É comum ocorrer dúvidas na fase de habilitação em licitações acerca da necessária compatibilidade da atividade descrita no contrato social da empresa com o objeto do futuro contrato.
Não é raro que o pregoeiro ou comissão de licitação tenham o impulso de inabilitar determinado licitante ao verificar que entre as atividades descritas em seu contrato social não consta aquela que é objeto da licitação.
Cabe esclarecer que o contrato social da empresa é um dos documentos previstos na Lei nº 8.666/93 (art. 28) para fins de comprovação da habilitação jurídica do licitante.
Ademais, vale destacar que o cotejo dos documentos exigidos dos licitantes para fins de habilitação deve ser analisado sob o prisma da finalidade e da garantia da ampla competitividade no certame, como regra.
Sabemos, também, que as exigências habilitatórias têm por objetivo atestar se os particulares interessados em participar da licitação possuem personalidade e capacidade jurídica suficientes para serem titulares de direitos e obrigações perante a Administração Pública.
Mas afinal de contas, ao se notar que o contrato social da empresa não contém a atividade objeto da licitação, é legal sua inabilitação?
Nesse ponto, é preciso esclarecer que as sociedades empresariais não estão adstritas a somente executar as atividades expressamente previstas em seu ato constitutivo. Isso porque, no ordenamento pátrio não vigora o princípio da especialidade da pessoa jurídica, não sendo essa limitada a desenvolver as atividades estritamente descritas em seu contrato social. O que não se admite é que a empresa se utilize dessa margem de liberdade para desempenhar atividade vedada ou exclusiva de determinada categoria profissional (por exemplo, atividades que dependam de inscrição na OAB).
Todavia, a recomendação é de que haja ao menos compatibilidade do objeto social da empresa com o objeto licitado.
O Tribunal de Contas da União já destacou que a inabilitação de licitantes por falta de previsão expressa do objeto licitado em seu contrato social fere o caráter competitivo da licitação, conforme se observa do teor do Acórdão 571/2006 - Plenário:
“No que tange à questão de o objeto social ser incompatível com a atividade de transporte de pessoas, verifico uma preocupação exacerbada por parte dos gestores ao adotar a decisão de inabilitar a empresa. A administração procurou contratar uma prestadora de serviços devidamente habilitada para o exercício dos serviços terceirizados e, ao constatar que o objeto social da empresa Egel, na época da licitação, era "locação de veículos; locação de equipamentos; coleta, entrega e transporte terrestre de documentos e/ou materiais", vislumbrou que não estava incluída a possibilidade do transporte de pessoas.

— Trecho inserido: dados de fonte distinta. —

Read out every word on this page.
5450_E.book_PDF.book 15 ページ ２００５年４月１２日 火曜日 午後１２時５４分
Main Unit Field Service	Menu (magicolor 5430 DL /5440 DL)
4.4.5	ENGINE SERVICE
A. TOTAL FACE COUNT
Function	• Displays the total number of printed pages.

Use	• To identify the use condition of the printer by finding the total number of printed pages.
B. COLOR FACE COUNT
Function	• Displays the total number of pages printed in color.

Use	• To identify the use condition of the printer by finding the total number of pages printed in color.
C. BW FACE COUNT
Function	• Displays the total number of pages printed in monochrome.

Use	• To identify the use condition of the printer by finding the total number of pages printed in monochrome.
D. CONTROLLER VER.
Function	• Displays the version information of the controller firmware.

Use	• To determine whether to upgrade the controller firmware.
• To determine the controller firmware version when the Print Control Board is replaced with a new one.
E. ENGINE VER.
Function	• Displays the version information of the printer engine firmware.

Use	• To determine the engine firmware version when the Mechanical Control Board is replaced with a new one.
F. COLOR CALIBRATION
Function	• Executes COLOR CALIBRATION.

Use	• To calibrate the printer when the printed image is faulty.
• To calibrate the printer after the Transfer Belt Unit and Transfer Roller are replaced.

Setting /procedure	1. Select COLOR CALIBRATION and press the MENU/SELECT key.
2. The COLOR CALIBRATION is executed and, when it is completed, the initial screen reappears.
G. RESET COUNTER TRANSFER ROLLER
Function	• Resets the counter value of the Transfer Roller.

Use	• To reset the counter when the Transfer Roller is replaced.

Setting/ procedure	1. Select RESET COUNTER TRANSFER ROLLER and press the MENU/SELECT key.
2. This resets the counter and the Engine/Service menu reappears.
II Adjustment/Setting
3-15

De fato, não está expressamente consignado no contrato social o serviço de transporte de pessoas almejado pela CNEN. Porém, constam dos autos três atestados de capacidade técnica apresentados pela Egel que comprovam a prestação dos serviços desejados para três distintas pessoas jurídicas de direito público. (fls. 90, 99 e 100)
Se uma empresa apresenta experiência adequada e suficiente para o desempenho de certa atividade, não seria razoável exigir que ela tenha detalhado o seu objeto social a ponto de prever expressamente todas as subatividades complementares à atividade principal.”

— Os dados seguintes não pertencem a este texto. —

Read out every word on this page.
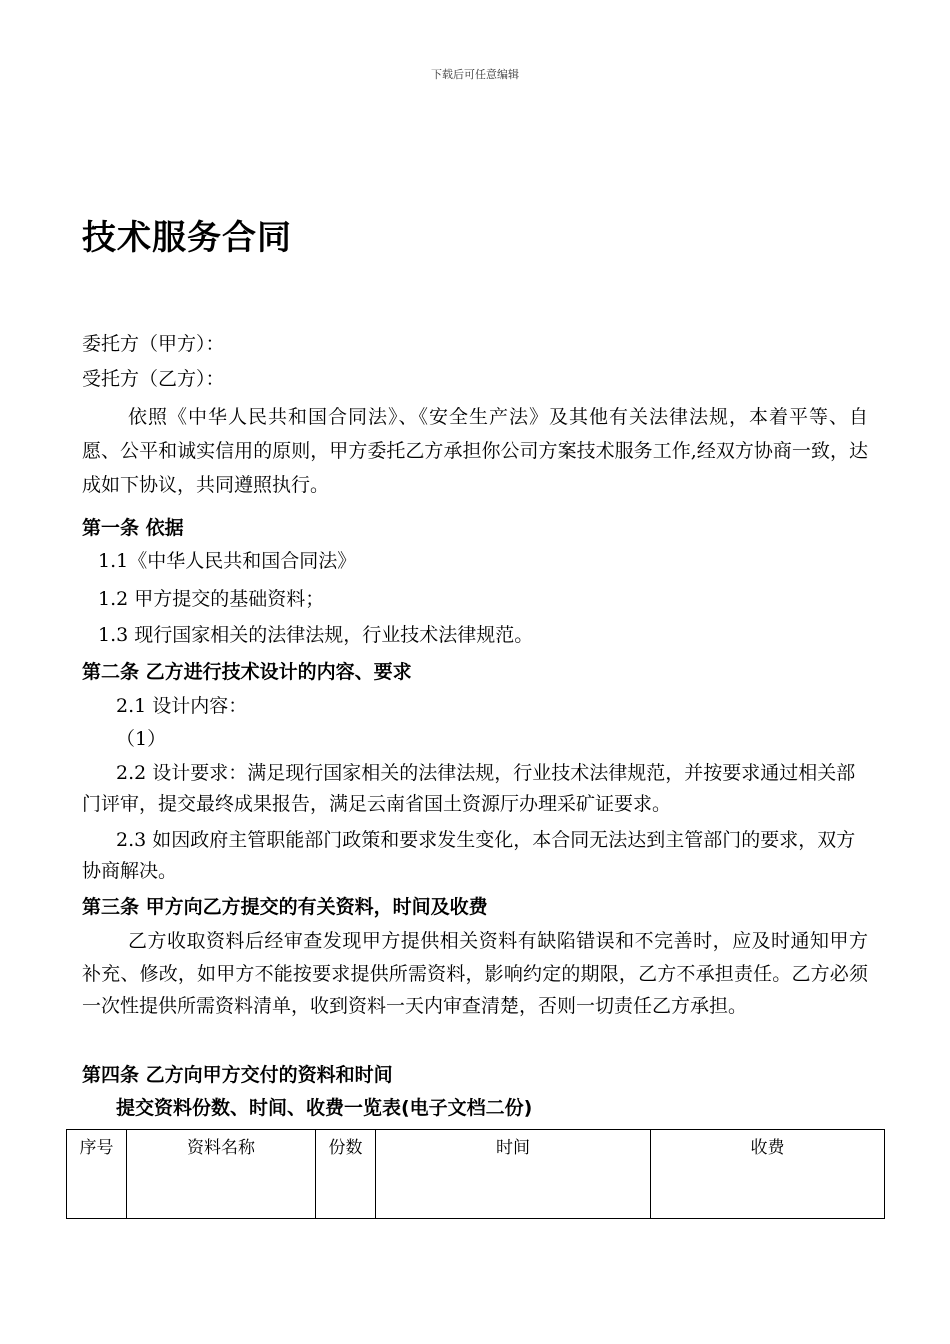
下载后可任意编辑
技术服务合同
委托方（甲方）：
受托方（乙方）：
依照《中华人民共和国合同法》、《安全生产法》及其他有关法律法规，本着平等、自愿、公平和诚实信用的原则，甲方委托乙方承担你公司方案技术服务工作,经双方协商一致，达成如下协议，共同遵照执行。
第一条 依据
1.1《中华人民共和国合同法》
1.2 甲方提交的基础资料；
1.3 现行国家相关的法律法规，行业技术法律规范。
第二条 乙方进行技术设计的内容、要求
2.1 设计内容：
（1）
2.2 设计要求：满足现行国家相关的法律法规，行业技术法律规范，并按要求通过相关部门评审，提交最终成果报告，满足云南省国土资源厅办理采矿证要求。
2.3 如因政府主管职能部门政策和要求发生变化，本合同无法达到主管部门的要求，双方协商解决。
第三条 甲方向乙方提交的有关资料，时间及收费
乙方收取资料后经审查发现甲方提供相关资料有缺陷错误和不完善时，应及时通知甲方补充、修改，如甲方不能按要求提供所需资料，影响约定的期限，乙方不承担责任。乙方必须一次性提供所需资料清单，收到资料一天内审查清楚，否则一切责任乙方承担。
第四条 乙方向甲方交付的资料和时间
提交资料份数、时间、收费一览表(电子文档二份)
序号	资料名称	份数	时间	收费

Justamente por isso, o ideal é que a Administração Pública ateste que o particular detém aptidão técnica suficiente para executar o objeto da licitação, comprovando, por meio da apresentação de atestados, que já executou atividade compatível em características, quantidades e prazos com aquela licitada pela Administração. Portanto, não será por meio da análise do contrato social que se poderá afirmar a capacidade da empresa para desempenhar o objeto do contrato. Tal função é posteriormente aferida quando da análise dos documentos de habilitação da capacitação técnica (art. 30).
Entende-se que a compatibilidade entre o ramo de atividade da pessoa jurídica e o objeto do contrato administrativo não pode ser interpretada de forma restritiva. A prática de atos além dos delimitados expressamente no ato constitutivo da empresa, mas complementares ou similares aos consignados não configura ilegalidade, a princípio, sendo considerados tão válidos quanto aqueles praticados dentro dos limites do contrato social. Como regra geral, a existência de previsão genérica, condizente com a atividade licitada, é suficiente para atender os requisitos de habilitação jurídica.
E a verificação de que a empresa detém capacidade suficiente para executar o objeto licitado será complementada com a comprovação de sua capacidade técnico-operacional, através da apresentação de atestados que comprovem que atua efetivamente no ramo e já executou atividade compatível em características, quantidades e prazos com a licitada.
Portanto, não se mostra condizente com o ordenamento jurídico pátrio a inabilitação de empresa pela mera não previsão do objeto de licitação no contrato social.